The March 2007 Sumatra earthquakes occurred near the northern end of Lake Singkarak in Sumatra, Indonesia, on March 6. The first shock in this earthquake doublet struck with a maximum Mercalli intensity of VIII (Severe) and the second shock that arrived two hours later had a maximum Mercalli intensity of VI (Strong).

==Earthquakes==
The initial quake at 10:49 (03:49 UTC) measured 6.4 on the moment magnitude scale and the second quake at 12:49 (05:49 UTC) measured 6.3. The earthquakes were felt as far away as Singapore and Malaysia, which prompted the evacuation of some buildings there.

==Effects==
Over 60 fatalities and 460 serious injuries have been reported, spread across many towns and regencies in West Sumatra.
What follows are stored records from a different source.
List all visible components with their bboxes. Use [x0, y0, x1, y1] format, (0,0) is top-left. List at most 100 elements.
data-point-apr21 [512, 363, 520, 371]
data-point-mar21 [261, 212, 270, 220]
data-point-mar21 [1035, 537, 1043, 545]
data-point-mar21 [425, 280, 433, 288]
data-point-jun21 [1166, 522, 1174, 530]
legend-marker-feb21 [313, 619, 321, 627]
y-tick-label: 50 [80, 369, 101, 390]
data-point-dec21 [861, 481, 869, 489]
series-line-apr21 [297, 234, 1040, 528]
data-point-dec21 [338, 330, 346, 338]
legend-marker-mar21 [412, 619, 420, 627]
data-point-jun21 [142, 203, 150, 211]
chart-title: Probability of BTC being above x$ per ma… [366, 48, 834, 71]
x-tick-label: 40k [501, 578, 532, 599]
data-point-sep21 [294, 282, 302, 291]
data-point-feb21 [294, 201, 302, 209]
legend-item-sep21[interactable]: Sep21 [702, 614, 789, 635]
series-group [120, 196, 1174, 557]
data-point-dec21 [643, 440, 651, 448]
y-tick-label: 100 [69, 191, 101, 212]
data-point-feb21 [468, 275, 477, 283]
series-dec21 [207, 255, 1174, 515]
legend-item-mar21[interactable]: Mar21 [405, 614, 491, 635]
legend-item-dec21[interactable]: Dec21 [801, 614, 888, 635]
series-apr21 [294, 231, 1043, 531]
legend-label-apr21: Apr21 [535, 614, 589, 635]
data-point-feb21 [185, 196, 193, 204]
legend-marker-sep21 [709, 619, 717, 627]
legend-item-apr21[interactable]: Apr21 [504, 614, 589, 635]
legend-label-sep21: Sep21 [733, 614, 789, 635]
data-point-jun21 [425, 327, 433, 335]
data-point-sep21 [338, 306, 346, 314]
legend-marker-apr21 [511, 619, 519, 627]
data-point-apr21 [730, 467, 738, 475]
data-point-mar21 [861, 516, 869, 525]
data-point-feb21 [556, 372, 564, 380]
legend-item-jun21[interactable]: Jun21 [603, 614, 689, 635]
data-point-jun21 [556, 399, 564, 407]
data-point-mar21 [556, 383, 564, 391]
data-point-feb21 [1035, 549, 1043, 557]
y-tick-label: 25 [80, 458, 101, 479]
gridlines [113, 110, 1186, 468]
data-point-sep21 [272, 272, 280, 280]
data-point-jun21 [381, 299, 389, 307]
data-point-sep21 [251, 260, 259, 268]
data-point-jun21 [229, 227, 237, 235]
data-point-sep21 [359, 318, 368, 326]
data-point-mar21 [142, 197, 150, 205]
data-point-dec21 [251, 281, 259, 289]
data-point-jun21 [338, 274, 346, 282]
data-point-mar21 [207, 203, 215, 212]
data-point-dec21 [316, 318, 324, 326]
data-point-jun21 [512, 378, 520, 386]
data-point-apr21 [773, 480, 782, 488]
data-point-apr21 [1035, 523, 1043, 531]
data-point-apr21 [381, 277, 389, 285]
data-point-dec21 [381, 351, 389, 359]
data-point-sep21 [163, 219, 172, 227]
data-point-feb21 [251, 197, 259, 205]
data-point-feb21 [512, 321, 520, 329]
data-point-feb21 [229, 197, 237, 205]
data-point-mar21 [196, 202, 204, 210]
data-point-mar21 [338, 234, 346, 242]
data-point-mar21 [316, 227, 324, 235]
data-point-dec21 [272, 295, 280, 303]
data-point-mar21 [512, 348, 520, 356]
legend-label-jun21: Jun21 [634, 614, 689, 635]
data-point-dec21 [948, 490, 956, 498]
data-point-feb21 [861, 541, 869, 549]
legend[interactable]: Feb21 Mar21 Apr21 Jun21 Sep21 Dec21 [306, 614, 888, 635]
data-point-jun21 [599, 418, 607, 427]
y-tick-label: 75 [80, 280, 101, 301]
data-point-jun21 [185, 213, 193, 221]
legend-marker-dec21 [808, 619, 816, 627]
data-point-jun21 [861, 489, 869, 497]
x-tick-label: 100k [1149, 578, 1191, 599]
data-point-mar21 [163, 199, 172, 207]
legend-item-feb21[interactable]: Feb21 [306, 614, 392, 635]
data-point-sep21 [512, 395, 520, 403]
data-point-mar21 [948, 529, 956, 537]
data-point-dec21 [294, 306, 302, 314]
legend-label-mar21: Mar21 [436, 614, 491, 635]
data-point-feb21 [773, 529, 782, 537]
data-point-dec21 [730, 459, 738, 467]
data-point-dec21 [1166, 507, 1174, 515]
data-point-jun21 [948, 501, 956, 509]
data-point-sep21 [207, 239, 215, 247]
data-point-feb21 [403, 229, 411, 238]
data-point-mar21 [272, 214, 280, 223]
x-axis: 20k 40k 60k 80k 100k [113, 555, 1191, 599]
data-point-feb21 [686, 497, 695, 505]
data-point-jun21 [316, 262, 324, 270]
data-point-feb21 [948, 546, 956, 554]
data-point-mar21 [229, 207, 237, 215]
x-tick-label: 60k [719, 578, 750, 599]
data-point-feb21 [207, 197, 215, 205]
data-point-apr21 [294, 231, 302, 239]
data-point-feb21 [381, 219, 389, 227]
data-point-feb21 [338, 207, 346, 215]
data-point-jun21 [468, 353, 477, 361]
Over 43,000 houses were damaged, with over 12,000 of those severely damaged. The severe damage to other structures includes over 130 public facilities, 310 mosques, 60 government buildings, 370 schools, and 230 shops. According to the governor of West Sumatra, Agam Regency is the worst affected area, though other areas including Solok Regency and Tanah Datar are also badly affected. The total value of damage is estimated to be around 1.4 trillion Indonesian rupiah (US$160 million).

==Response==
A variety of local and international aid organizations have deployed to the region to assist victims. A number of countries have pledged aid, including the Netherlands (US$2.0 million), Sweden (US$1.0 million), Canada (US$0.21 million), Malaysia (US$0.16 million), United States (US$0.1 million) and Taiwan (US$0.06 million).
The US AID has supplied them with all sorts of essentials like blankets, water, food and first aid kits.